On October 29, 2004, Allen took a loan application from another borrower for the refinance of his primary residence in Connecticut. According to the application, the borrower’s monthly base income from his employment was $5,000 and the borrower owned one other property. Based on the application, IndyMac made a first mortgage loan which closed on December 31, 2004. On December 28, 2004, Allen took another loan application from the same borrower for the purchase of an investment property. The application stated that his monthly base income was $5,500 when it was actually $4,604. Based on the application, Greenpoint Mortgage Funding, Inc., a first and secondary mortgage lender/broker licensee under Part I of Chapter 668, Sections 36a-485 to 36a-534a, inclusive, of the Connecticut General Statutes, “Mortgage Lenders, Brokers and Originators”, made a first mortgage loan and a secondary mortgage loan, both of which closed on January 27, 2005.
On October 31, 2006 The Colorado Division of Real Estate announced a decision by the Colorado Board of Real Estate Appraisers to file charges against two real estate appraisers for violating Colorado law. The Board filed charges against:
James Esters (Parker) seeking revocation of his license and a $24,000 fine for 48 violations of the real estate appraiser standards. Division of Real Estate investigators allege that Esters overvalued 7 properties in the Pueblo area an average of 70% over their real value. One property was allegedly overvalued by 100%. All 7 properties went into foreclosure.

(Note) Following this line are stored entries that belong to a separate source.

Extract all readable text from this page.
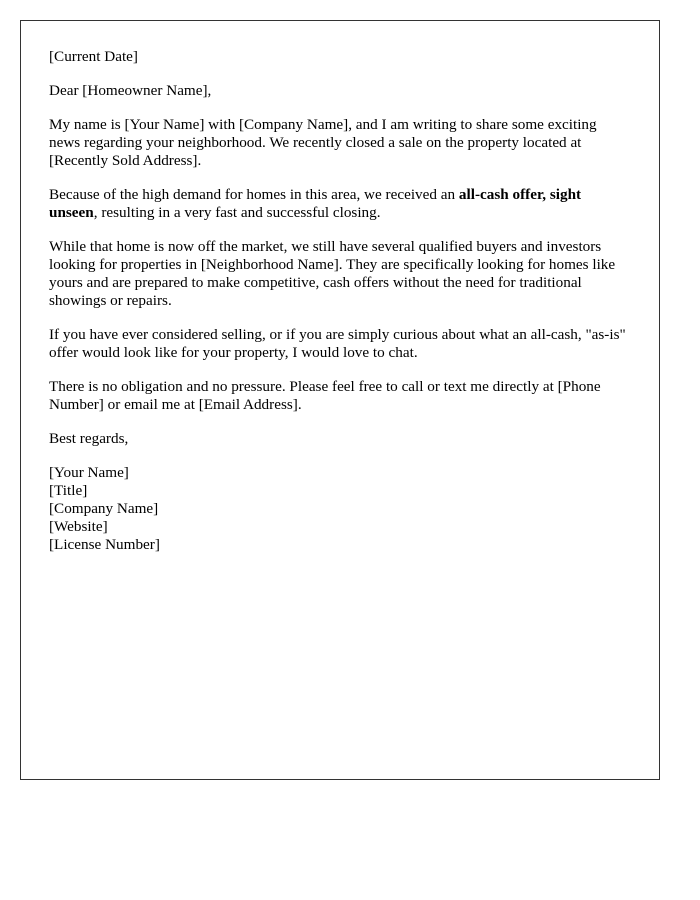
[Current Date]

Dear [Homeowner Name],

My name is [Your Name] with [Company Name], and I am writing to share some exciting news regarding your neighborhood. We recently closed a sale on the property located at [Recently Sold Address].

Because of the high demand for homes in this area, we received an all-cash offer, sight unseen, resulting in a very fast and successful closing.

While that home is now off the market, we still have several qualified buyers and investors looking for properties in [Neighborhood Name]. They are specifically looking for homes like yours and are prepared to make competitive, cash offers without the need for traditional showings or repairs.

If you have ever considered selling, or if you are simply curious about what an all-cash, "as-is" offer would look like for your property, I would love to chat.

There is no obligation and no pressure. Please feel free to call or text me directly at [Phone Number] or email me at [Email Address].

Best regards,

[Your Name]
[Title]
[Company Name]
[Website]
[License Number]
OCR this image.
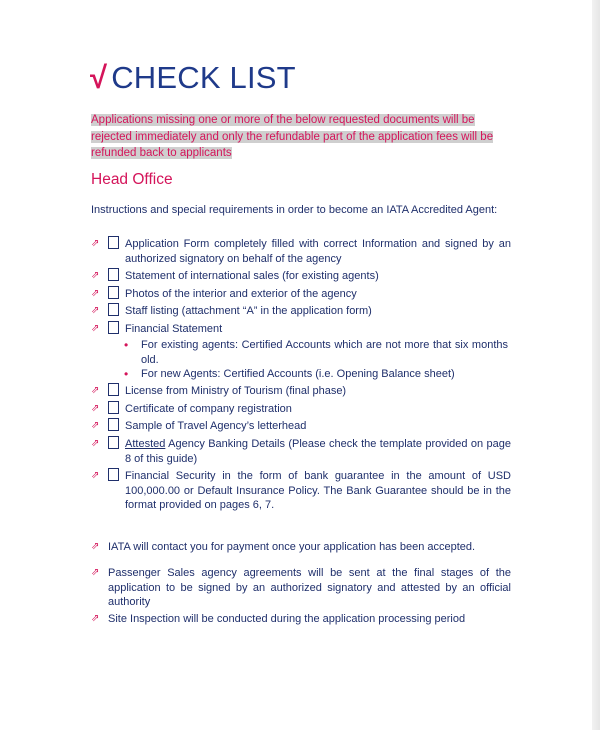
√ CHECK LIST
Applications missing one or more of the below requested documents will be rejected immediately and only the refundable part of the application fees will be refunded back to applicants
Head Office
Instructions and special requirements in order to become an IATA Accredited Agent:
⇗ Application Form completely filled with correct Information and signed by an authorized signatory on behalf of the agency
⇗ Statement of international sales (for existing agents)
⇗ Photos of the interior and exterior of the agency
⇗ Staff listing (attachment “A” in the application form)
⇗ Financial Statement
• For existing agents: Certified Accounts which are not more that six months old.
• For new Agents: Certified Accounts (i.e. Opening Balance sheet)
⇗ License from Ministry of Tourism (final phase)
⇗ Certificate of company registration
⇗ Sample of Travel Agency’s letterhead
⇗ Attested Agency Banking Details (Please check the template provided on page 8 of this guide)
⇗ Financial Security in the form of bank guarantee in the amount of USD 100,000.00 or Default Insurance Policy. The Bank Guarantee should be in the format provided on pages 6, 7.
⇗ IATA will contact you for payment once your application has been accepted.
⇗ Passenger Sales agency agreements will be sent at the final stages of the application to be signed by an authorized signatory and attested by an official authority
⇗ Site Inspection will be conducted during the application processing period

Albert Jajt (Pueblo West) In a separate action the Board filed charges against alleging 113 violations and is seeking revocation of his license and a fine of $56,500. Fajt is alleged to have overvalued at least 12 properties in the Colorado Springs area, increasing the sales price of one home by 46%. Many of the properties were listed for sale at reduced prices for months, but Fajt adjusted his appraisals to reflect the increased sales prices.
Allegations against both appraisers include charges of using improper comparables and other practices to artificially inflate the value of properties. Such practices are harmful to consumers and lenders and are believed to contribute to the increase in real estate foreclosures in Colorado.